04
de abril de 2015 | N° 18122
CLÁUDIA
LAITANO
Judas
A
Malhação de Judas, ritual do Sábado de Aleluia que consiste em destruir bonecos
revestidos da representação terrena do Mal Absoluto, assombrou os finais de
semana de Páscoa da minha infância. Para uma menina urbana, criada em
apartamento e sem muitos motivos para odiar qualquer coisa como aquelas pessoas
pareciam odiar Judas ou outras figuras menos bíblicas, as imagens no Jornal
Nacional de bonecos incendiados, enforcados, ou abatidos no chão a pontapés e
pauladas, acabavam sendo, elas mesmas, a própria encarnação do Mal Absoluto
como eu seria capaz de imaginá-lo aos cinco ou seis anos de idade.
Trazida
para a América Latina por portugueses e espanhóis, a tradição da Malhação de
Judas está incorporada aos costumes de povos de quase todas as partes do mundo
e possivelmente deriva de ritos pagãos de época de colheita. Muito antes da Era
Cristã, os bonecos queimados representavam todos os espíritos malignos – e os
espíritos malignos nada mais eram do que tudo o que poderia dar errado, de
gafanhotos a terremotos.
Não
é de se espantar que uma festa de vingança e expiação tenha sido acolhida com
tanto entusiasmo em tantos lugares diferentes. Poucas coisas são tão viscerais
e universais quanto o sentimento de vingança. Querer destruir aquilo que nos
ameaça, ou aquilo que já nos fez mal, é um instinto que compartilhamos com
abelhas e leões – assim como o medo.
Felizmente,
por um acaso evolutivo pelo qual nunca seremos suficientemente gratos, a
espécie humana desenvolveu a capacidade de ir além das abelhas e dos leões,
pelo menos no quesito moralidade. Algumas centenas de séculos de civilização
nos ensinaram que pensar com o fígado não é a melhor opção em termos de coesão
social.
Malhar
o inimigo pode parecer uma boa e eficiente solução para aliviar a raiva, mas
reações muito rápidas costumam ser injustas e mesmo cruéis – e por essa razão
inventamos a Justiça e seus lentos rituais.

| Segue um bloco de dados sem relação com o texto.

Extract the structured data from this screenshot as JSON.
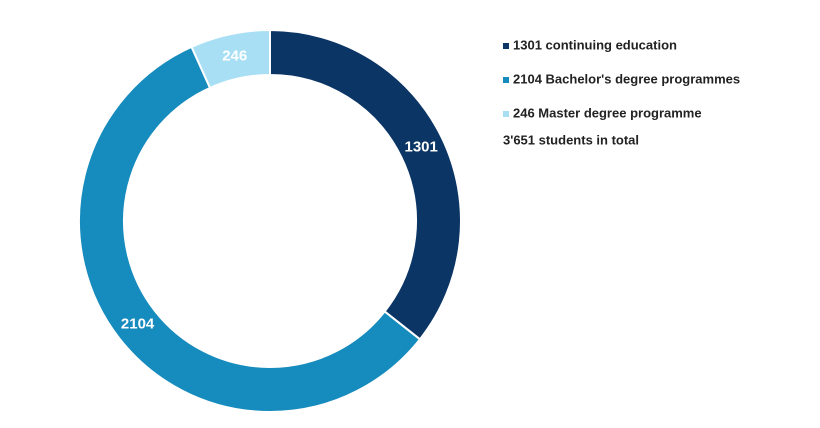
{
  "chart_data": {
    "type": "donut",
    "labels": [
      "1301 continuing education",
      "2104 Bachelor's degree programmes",
      "246 Master degree programme"
    ],
    "values": [
      1301,
      2104,
      246
    ],
    "colors": [
      "#0b3565",
      "#168bbd",
      "#a8dff5"
    ],
    "annotation": "3'651 students in total",
    "legend": "right"
  }
}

Não apenas para julgar, punir e
livrar-nos da ameaça do Mal Absoluto, mas também para evitar injustiças e
oferecer a possibilidade de uma segunda chance para todos aqueles que erram.
À
luz das estatísticas (segundo dados do Unicef, dos 21 milhões de adolescentes
do país, menos de 0,1% já matou, e, dos cerca de 50 mil homicídios que são
anualmente cometidos no Brasil, 1% tem autores com menos de 18 anos) e das
condições do nosso sistema penal (70% dos que saem da prisão reincidem no
crime), o debate sobre a redução da maioridade penal parece menos uma questão
de Justiça ou de segurança pública do que uma capitulação a sentimentos como
medo e desejo de vingança.
Diminuir
para 16 anos a idade penal é uma solução tão mágica para a criminalidade quanto
malhar o Judas é capaz de expiar o Mal Absoluto do mundo – e, como na festa
grotesca que assombrava a minha infância, sempre corremos o risco de sermos
ainda mais sádicos do que os demônios que julgamos combater.